Progression to ESRD was a rare event in our patients with C1q or IgM nephropathy, which was not the case in Swartz et al.’s patient cohort [20]. These authors analyzed a group of 55 children with steroid-dependent and steroid-resistant NS and IgM nephropathy. Of these 55 patients, 23 had minimal change disease, with four of these 23 (17 %) ultimately progressing to chronic kidney disease and three (13 %) to ESRD. No comparison to IF-negative MCNS patients was made in this study, yet the outcome of IgM nephropathy MCNS patients was much worse than that in our cohort. The differences between our results and those reported by Swartz et al., Zeis et al., and Kanemoto et al. [1820] might have been due to the different inclusion criteria used in each case.
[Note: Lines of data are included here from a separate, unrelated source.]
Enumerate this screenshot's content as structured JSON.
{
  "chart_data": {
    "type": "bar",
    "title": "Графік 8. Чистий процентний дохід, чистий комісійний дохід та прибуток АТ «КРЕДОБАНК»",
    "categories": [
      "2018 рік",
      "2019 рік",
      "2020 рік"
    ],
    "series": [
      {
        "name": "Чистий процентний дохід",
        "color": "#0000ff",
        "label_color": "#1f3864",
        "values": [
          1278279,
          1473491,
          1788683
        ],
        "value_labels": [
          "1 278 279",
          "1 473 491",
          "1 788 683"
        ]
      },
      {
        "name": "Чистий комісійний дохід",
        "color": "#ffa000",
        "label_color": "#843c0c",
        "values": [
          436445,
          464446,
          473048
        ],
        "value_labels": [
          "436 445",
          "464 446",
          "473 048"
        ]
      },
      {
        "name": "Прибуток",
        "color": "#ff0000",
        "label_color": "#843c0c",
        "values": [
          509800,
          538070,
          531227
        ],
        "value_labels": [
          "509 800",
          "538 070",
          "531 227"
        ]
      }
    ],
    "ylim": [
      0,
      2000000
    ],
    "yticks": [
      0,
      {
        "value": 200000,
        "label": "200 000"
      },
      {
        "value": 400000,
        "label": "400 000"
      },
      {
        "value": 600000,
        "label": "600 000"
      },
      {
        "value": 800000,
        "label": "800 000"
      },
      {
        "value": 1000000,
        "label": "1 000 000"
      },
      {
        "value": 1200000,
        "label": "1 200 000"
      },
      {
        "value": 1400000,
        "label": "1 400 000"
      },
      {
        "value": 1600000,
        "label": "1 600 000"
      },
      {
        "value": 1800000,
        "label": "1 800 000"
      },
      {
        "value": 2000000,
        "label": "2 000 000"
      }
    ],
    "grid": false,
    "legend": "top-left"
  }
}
In conclusion, the findings of our study suggest that C1q nephropathy and IgM nephropathy variants of MCNS, regardless of the presence or absence of mesangial hypercellularity, do not predict the disease course, are not more often associated with frequently relapsing, steroid-dependent, or steroid-resistant NS and therefore do not bear the risk of unfavorable clinical course and long-term prognosis in children with MCNS as compared to children with the IF-negative variant of MCNS. It should, however, be noted that these conclusions are based on relatively low statistical power. The number of patients included in our study, as well as in other studies, were far from that needed to reach statistically powerful enough conclusions; consequently, the lack of any difference between the groups may simply have been caused by the small number of patients in each group. Given the numerous drawbacks and limitations of our study and of previous retrospective studies, a prospective multi-center, randomized trial is needed to further clarify the prognostic significance of IgM nephropathy and C1q nephropathy variants in children with MCNS.